In the end, it may be worthwhile to draw the rectangles encircling the contours, and then it will become clear what it would be possible to hook onto in order to unite the disparate parts of each car into a single whole:

But the angle of the survey does not allow to doubt: parts of different objects are located at relatively the same distances as parts of the same object, leading to the impossibility of correct clustering. And since in binarization we have other factors for which it would be possible to catch on, there simply isn’t, the task of automatically determining the boundaries of cars under existing conditions becomes unsolvable. Well, maybe it will be one or two cars that are closest to the camera, but no more.
In this case, there is nothing more than to manually determine the boundaries of parking spaces. This task on OpenCV is usually not shifted, because he has the functionality of working with the mouse (so that the user indicates the coordinates of the points of the polygons of the parking spaces on the image) is generally limited and implemented with the help of general-purpose frameworks.

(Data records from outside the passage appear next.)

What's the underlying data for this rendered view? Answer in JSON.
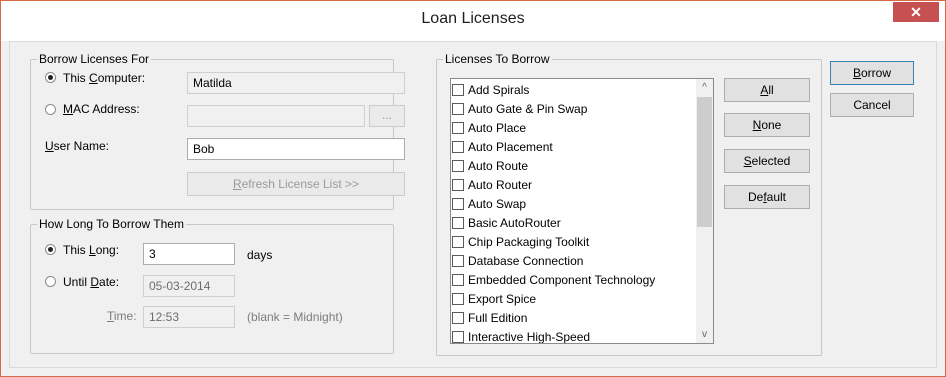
{
  "window": {
    "title": "Loan Licenses",
    "close_glyph": "✕"
  },
  "borrow_for": {
    "legend": "Borrow Licenses For",
    "this_computer": {
      "label_pre": "This ",
      "label_key": "C",
      "label_post": "omputer:",
      "value": "Matilda"
    },
    "mac_address": {
      "label_key": "M",
      "label_post": "AC Address:",
      "value": "",
      "browse": "..."
    },
    "user_name": {
      "label_key": "U",
      "label_post": "ser Name:",
      "value": "Bob"
    },
    "refresh": {
      "key": "R",
      "post": "efresh License List >>"
    }
  },
  "how_long": {
    "legend": "How Long To Borrow Them",
    "this_long": {
      "label_pre": "This ",
      "label_key": "L",
      "label_post": "ong:",
      "value": "3",
      "unit": "days"
    },
    "until_date": {
      "label_pre": "Until ",
      "label_key": "D",
      "label_post": "ate:",
      "value": "05-03-2014"
    },
    "time": {
      "label_key": "T",
      "label_post": "ime:",
      "value": "12:53",
      "hint": "(blank = Midnight)"
    }
  },
  "licenses": {
    "legend": "Licenses To Borrow",
    "items": [
      "Add Spirals",
      "Auto Gate & Pin Swap",
      "Auto Place",
      "Auto Placement",
      "Auto Route",
      "Auto Router",
      "Auto Swap",
      "Basic AutoRouter",
      "Chip Packaging Toolkit",
      "Database Connection",
      "Embedded Component Technology",
      "Export Spice",
      "Full Edition",
      "Interactive High-Speed"
    ],
    "scroll_up": "^",
    "scroll_down": "v"
  },
  "selection_buttons": {
    "all": {
      "key": "A",
      "post": "ll"
    },
    "none": {
      "key": "N",
      "post": "one"
    },
    "selected": {
      "key": "S",
      "post": "elected"
    },
    "default": {
      "pre": "De",
      "key": "f",
      "post": "ault"
    }
  },
  "actions": {
    "borrow": {
      "key": "B",
      "post": "orrow"
    },
    "cancel": "Cancel"
  }
}
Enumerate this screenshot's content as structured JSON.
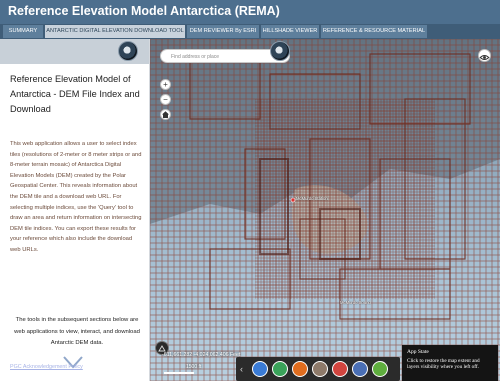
{
  "header": {
    "title": "Reference Elevation Model Antarctica (REMA)"
  },
  "tabs": [
    {
      "label": "SUMMARY",
      "active": false
    },
    {
      "label": "ANTARCTIC DIGITAL ELEVATION DOWNLOAD TOOL",
      "active": true
    },
    {
      "label": "DEM REVIEWER By ESRI",
      "active": false
    },
    {
      "label": "HILLSHADE VIEWER",
      "active": false
    },
    {
      "label": "REFERENCE & RESOURCE MATERIAL",
      "active": false
    }
  ],
  "panel": {
    "title": "Reference Elevation Model of Antarctica - DEM File Index and Download",
    "description": "This web application allows a user to select index tiles (resolutions of 2-meter or 8 meter strips or and 8-meter terrain mosaic) of Antarctica Digital Elevation Models (DEM) created by the Polar Geospatial Center. This reveals information about the DEM tile and a download web URL. For selecting multiple indices, use the 'Query' tool to draw an area and return information on intersecting DEM tile indices. You can export these results for your reference which also include the download web URLs.",
    "tools_text": "The tools in the subsequent sections below are web applications to view, interact, and download Antarctic DEM data.",
    "footer_link": "PGC Acknowledgement Policy"
  },
  "map": {
    "search": {
      "placeholder": "Find address or place"
    },
    "zoom_in_label": "+",
    "zoom_out_label": "−",
    "coords": "-611,661.282 -4,024,062.406 Feet",
    "scale": "1500 ft",
    "labels": {
      "station": "McMurdo Station",
      "sound": "McMurdo Sound"
    },
    "tile_color": "#8a3b2b",
    "ice_color": "#a9c3d6",
    "land_color": "#b6b0a6"
  },
  "toolbar": {
    "tools": [
      {
        "name": "layer-list-icon",
        "color": "#3a7bd5"
      },
      {
        "name": "basemap-icon",
        "color": "#3aa35a"
      },
      {
        "name": "query-icon",
        "color": "#e06d1f"
      },
      {
        "name": "print-icon",
        "color": "#8e7a6a"
      },
      {
        "name": "measure-icon",
        "color": "#d2453f"
      },
      {
        "name": "select-icon",
        "color": "#4a6fb5"
      },
      {
        "name": "draw-icon",
        "color": "#5fae3e"
      }
    ]
  },
  "tooltip": {
    "title": "App State",
    "body": "Click to restore the map extent and layers visibility where you left off."
  }
}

To obtain the image matrix of a parking space from predetermined coordinates in a frame, you can use a simple construction:
cv::Mat parking_lot_mat = src_mat(cv::Rect(0,0,100,100)).clone();
Now parking_lot_mat will contain a part of the original image at x coordinates, equal to 0, and y, equal to 0, and will be 100x100 pixels.
Next, we do all the same work on binarization, which was done on a large image. At the end, it remains to find the contours and their areas using the method: cv::contourArea() . If the sum of the areas of contours exceeds a certain threshold, calculated empirically, then the car in this parking space can be considered as detected.